[enh] Add avx2 support in finiteness_checker
Description
Duplicate AVX512 functions for AVX2 by switching certain numbers to half size and changing instructions from 512 to 256 bit width. Due to the hardcoded nature of the functions, it is not easily templated out without performance loss. This implementation should improve sklearnex performance on standard benchmarks.
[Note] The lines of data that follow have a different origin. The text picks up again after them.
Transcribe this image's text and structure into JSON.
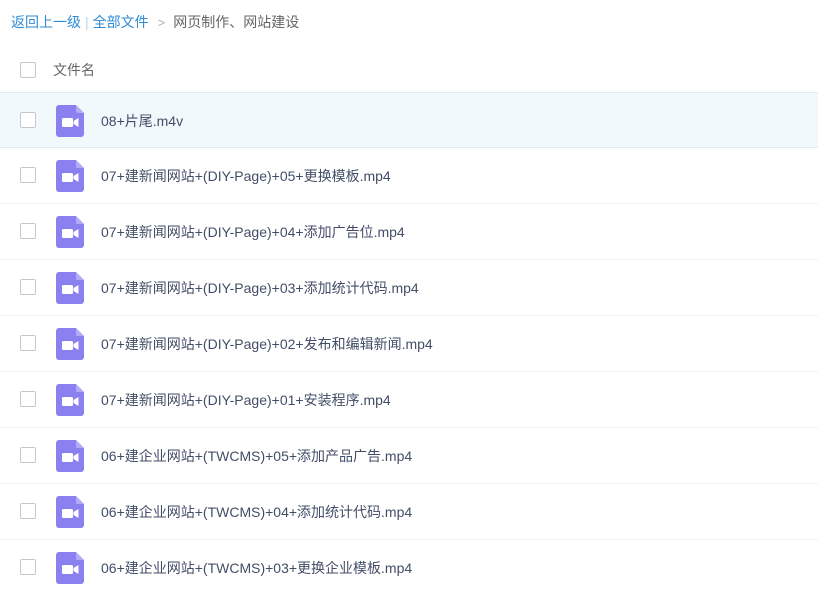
{
  "breadcrumb": {
    "back_label": "返回上一级",
    "separator": "|",
    "all_files_label": "全部文件",
    "arrow": ">",
    "current_folder": "网页制作、网站建设"
  },
  "list_header": {
    "name_column_label": "文件名"
  },
  "colors": {
    "link": "#2e8bd6",
    "video_icon": "#8b80f0",
    "selected_row": "#f1f9fd"
  },
  "files": [
    {
      "name": "08+片尾.m4v",
      "icon": "video-file-icon",
      "selected": true
    },
    {
      "name": "07+建新闻网站+(DIY-Page)+05+更换模板.mp4",
      "icon": "video-file-icon",
      "selected": false
    },
    {
      "name": "07+建新闻网站+(DIY-Page)+04+添加广告位.mp4",
      "icon": "video-file-icon",
      "selected": false
    },
    {
      "name": "07+建新闻网站+(DIY-Page)+03+添加统计代码.mp4",
      "icon": "video-file-icon",
      "selected": false
    },
    {
      "name": "07+建新闻网站+(DIY-Page)+02+发布和编辑新闻.mp4",
      "icon": "video-file-icon",
      "selected": false
    },
    {
      "name": "07+建新闻网站+(DIY-Page)+01+安装程序.mp4",
      "icon": "video-file-icon",
      "selected": false
    },
    {
      "name": "06+建企业网站+(TWCMS)+05+添加产品广告.mp4",
      "icon": "video-file-icon",
      "selected": false
    },
    {
      "name": "06+建企业网站+(TWCMS)+04+添加统计代码.mp4",
      "icon": "video-file-icon",
      "selected": false
    },
    {
      "name": "06+建企业网站+(TWCMS)+03+更换企业模板.mp4",
      "icon": "video-file-icon",
      "selected": false
    }
  ]
}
Changes proposed in this pull request:
- Add avx2 finite sum check
- Add avx2 finiteness per element check
- Add avx2 SOA supports
- Move final comparison of finalMask out of for loop to reduce branching in AVX512 inf/nan check.
Tasks
- [x] Implement AVX2
- [x] Get it to compile
- [x] Green CI
- [x] Run sklearnex Benchmarks
/intelci: run
/intelci: run
/intelci: run
test fail related to rbf kernel, which doesn't use this code
/intelci: run
/intelci: run
/intelci: run
Private CI just shows an unrelated issue with LibLinear convergence issues, which shouldn't be touched by this code / is likely sporadic.
/intelci: run
private CI run with intel/scikit-learn-intelex#1759 build should use avx2 by default exposing this new code immediately: http://intel-ci.intel.com/eedfc7b0-6419-f133-b20a-a4bf010d0e2e
wrote a special sklearnex version which will print warnings when an inf or nan is observed, which should show up in pytest for sklearn. https://github.com/intel/scikit-learn-intelex/compare/main...icfaust:scikit-learn-intelex:test/warning_finite?expand=1
I have run a special private CI run with this branch to see if it shows up at all in sklearn conformance tests, to see how much sklearn tests _assert_all_finite, specifically to see if it is actually activated: http://intel-ci.intel.com/eeea9220-3038-f1df-9c06-a4bf010d0e2e (running against onedal-src/oneDAL/main)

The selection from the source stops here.